Crianças adotadas – ou parentes que sobreviveram a elas – têm o direito de ver quaisquer documentos relacionados a elas em poder do Estado, por meio da Autoridade de Adoção ou por Tusla, a organização estatal de apoio a crianças e famílias da Irlanda. Ambos os órgãos contrataram equipes para atender as solicitações.

Mas os ativistas pelos direitos da adoção reclamam que ainda existe um desequilíbrio entre mães biológicas e crianças. As mães só recebem informações se uma criança estiver registrada como disposta a ser rastreada. Mas mesmo que a mãe peça para não ser contatada, os adotados podem obter a certidão de nascimento completa, incluindo o nome da mãe, porque têm direito às suas próprias informações pessoais.

Uma mulher que deu um filho para adoção e depois o localizou, Anne Hennon, disse que algumas mães biológicas se sentiam excluídas pelo novo sistema porque não lhes dava o direito de saber o que aconteceu com seus filhos, enquanto outras estavam preocupadas com a situação. sendo rastreado.

“Pessoalmente, eu nunca teria tido nenhum problema com meu filho me rastreando”, disse ela. “Mas eu entendo que, para outros, a ideia pode ser bastante assustadora.”

A Sra.
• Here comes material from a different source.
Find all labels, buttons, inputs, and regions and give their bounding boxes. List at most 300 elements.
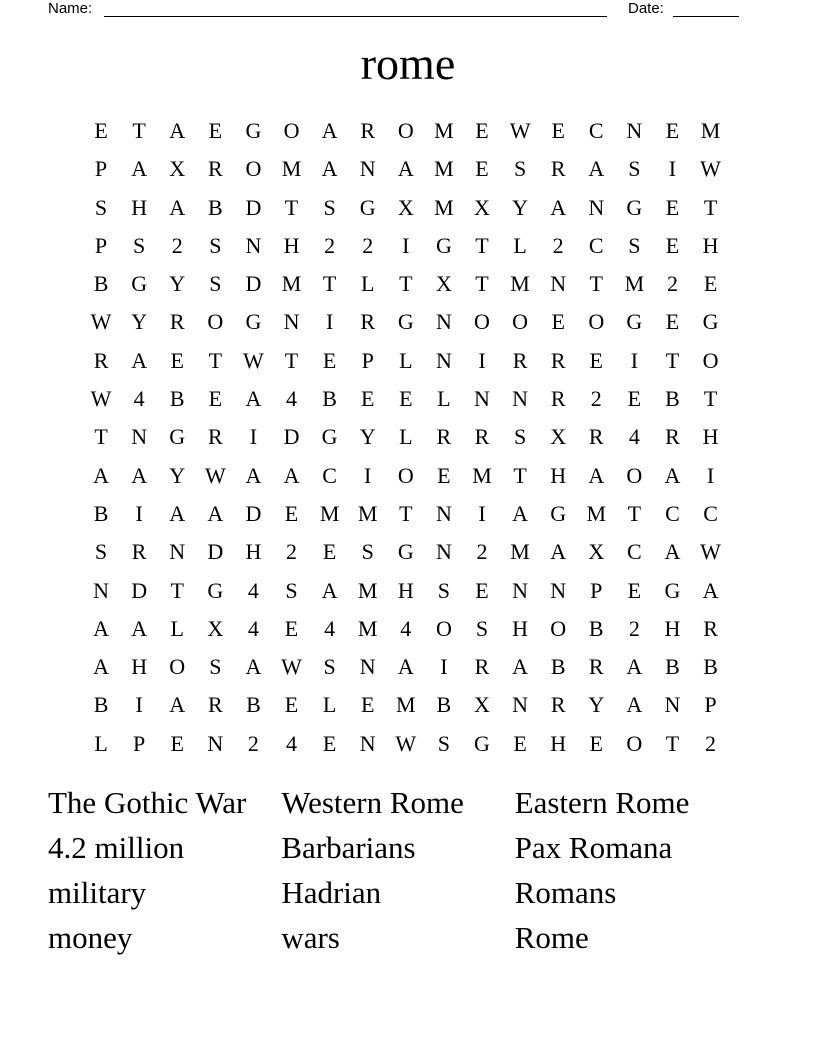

McGettrick disse que enquanto as crianças podem se aproximar legalmente dos pais biológicos que não querem contato, as pessoas adotadas geralmente são compreensivas e discretas, por causa de suas próprias experiências.

“Quando as pessoas dizem ‘não’ ao contato, são ‘nãos’ muito complexos”, disse ela, acrescentando que se esperava que aqueles que entregavam bebês para adoção agissem como se nunca tivessem tido um filho: compreendeu ainda o que isso pode fazer a uma pessoa.” Muitos aceitaram o contato, disse ela, “depois de terem um pouco de espaço para entender”.

A Sra. Carey, da Autoridade de Adoção, disse que também acha provável que alguns dos que pediram para não serem contatados mudem de ideia, observando que ela espera que mais pessoas se apresentem à medida que as notícias do serviço se espalham.

“Fizemos uma campanha através da Embaixada da Irlanda e da rede consular nos EUA e em outros lugares”, disse ela, acrescentando: “Além dos filhos adotivos, muitos pais biológicos também deixaram a Irlanda depois de desistir de seus filhos, tendo má experiência do país.”

Um novo site para os arquivos também está planejado, disse Carey, como parte de um memorial aos que sofreram ou morreram nos lares de mães e bebés, e em dois conjuntos de instituições afins: escolas industriais, um cruzamento entre orfanatos e prisões juvenis que retiravam algumas crianças dos lares; e as chamadas Lavanderias Madalena, negócios administrados pela igreja onde meninas e mulheres “difíceis” eram confinadas ao trabalho sem remuneração.

E as agências possuem mais do que apenas registros oficiais, acrescentou Carey.

“Apenas recentemente, recebemos duas caixas de faixas de identificação de bebês de uma enfermeira que trabalhava em uma casa de mães e bebês”, disse ela. “Eles estavam nos bebês quando eles vieram do hospital, e ela os colocou de lado. Também recebemos fotografias que foram enviadas aleatoriamente e outras lembranças e souvenirs. Eles irão até as pessoas se puderem ser rastreados.”